For my Art History Senior Thesis, or so-called “Comps” at Carleton College, I gave a historical comparative analysis of art that has striven in either form or function to provoke illusion in the viewer or cause the psychological phenomenon of immersion. From these works I traced the evolution of illusionistic concepts into the immersive realm of media and, finally, digital media, cinema, and beyond.
I demonstrated a progression of the desire to create illusionistic art and, more importantly, realistic or naturalistic art that ultimately strives to form an artificial reality. This artificial reality is the foundation of naturalistic and illusionistic art throughout history and, again, through comparative analysis with the application of several significant art and media theories I moved to incorporate new media and film theory into my project.
My focus was primarily on what André Bazin calls “the myth of total cinema”, that is the theory that there exists an asymptotic relationship between the artistic representation of reality and reality itself. “Cinema” was merely what Bazin believed was the most “realistic” or naturalistic media of the day as he is a media evolutionist (he believes that the ontological strengths of each successive medium, through technology, is empirically superior).

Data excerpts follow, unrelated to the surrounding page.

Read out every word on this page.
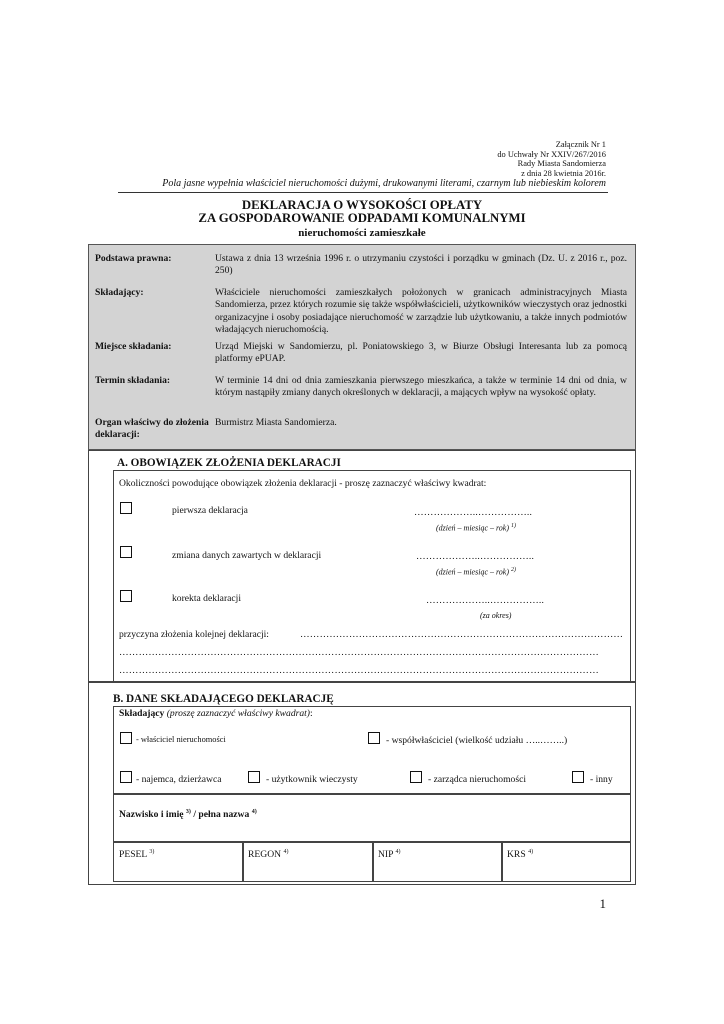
Załącznik Nr 1
do Uchwały Nr XXIV/267/2016
Rady Miasta Sandomierza
z dnia 28 kwietnia 2016r.
Pola jasne wypełnia właściciel nieruchomości dużymi, drukowanymi literami, czarnym lub niebieskim kolorem
DEKLARACJA O WYSOKOŚCI OPŁATY
ZA GOSPODAROWANIE ODPADAMI KOMUNALNYMI
nieruchomości zamieszkałe
Podstawa prawna:	Ustawa z dnia 13 września 1996 r. o utrzymaniu czystości i porządku w gminach (Dz. U. z 2016 r., poz. 250)
Składający:	Właściciele nieruchomości zamieszkałych położonych w granicach administracyjnych Miasta Sandomierza, przez których rozumie się także współwłaścicieli, użytkowników wieczystych oraz jednostki organizacyjne i osoby posiadające nieruchomość w zarządzie lub użytkowaniu, a także innych podmiotów władających nieruchomością.
Miejsce składania:	Urząd Miejski w Sandomierzu, pl. Poniatowskiego 3, w Biurze Obsługi Interesanta lub za pomocą platformy ePUAP.
Termin składania:	W terminie 14 dni od dnia zamieszkania pierwszego mieszkańca, a także w terminie 14 dni od dnia, w którym nastąpiły zmiany danych określonych w deklaracji, a mających wpływ na wysokość opłaty.
Organ właściwy do złożenia deklaracji:
Burmistrz Miasta Sandomierza.
A. OBOWIĄZEK ZŁOŻENIA DEKLARACJI
Okoliczności powodujące obowiązek złożenia deklaracji - proszę zaznaczyć właściwy kwadrat:
pierwsza deklaracja	………………..……………..
(dzień – miesiąc – rok) $^{1)}$
zmiana danych zawartych w deklaracji	………………..……………..
(dzień – miesiąc – rok) $^{2)}$
korekta deklaracji	………………..……………..
(za okres)
przyczyna złożenia kolejnej deklaracji:	………………………………………………………………………………………
…………………………………………………………………………………………………………………………………
…………………………………………………………………………………………………………………………………
B. DANE SKŁADAJĄCEGO DEKLARACJĘ
Składający (proszę zaznaczyć właściwy kwadrat):
- właściciel nieruchomości	- współwłaściciel (wielkość udziału …..……..)
- najemca, dzierżawca	- użytkownik wieczysty	- zarządca nieruchomości	- inny
Nazwisko i imię $^{3)}$ / pełna nazwa $^{4)}$
PESEL $^{3)}$	REGON $^{4)}$	NIP $^{4)}$	KRS $^{4)}$
1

This dovetails into the relative “transparency” of different mediums as well as the relationship between art and the worlds of science and technology.
I worked under the pretext that analog and digital methods of (re)production are only different in the method of inscription. In matters of illusion or immersion the central question is whether the representation incites those reactions in the viewer, not whether the image itself has an indexical relationship with its referent or whether it has a referent at all.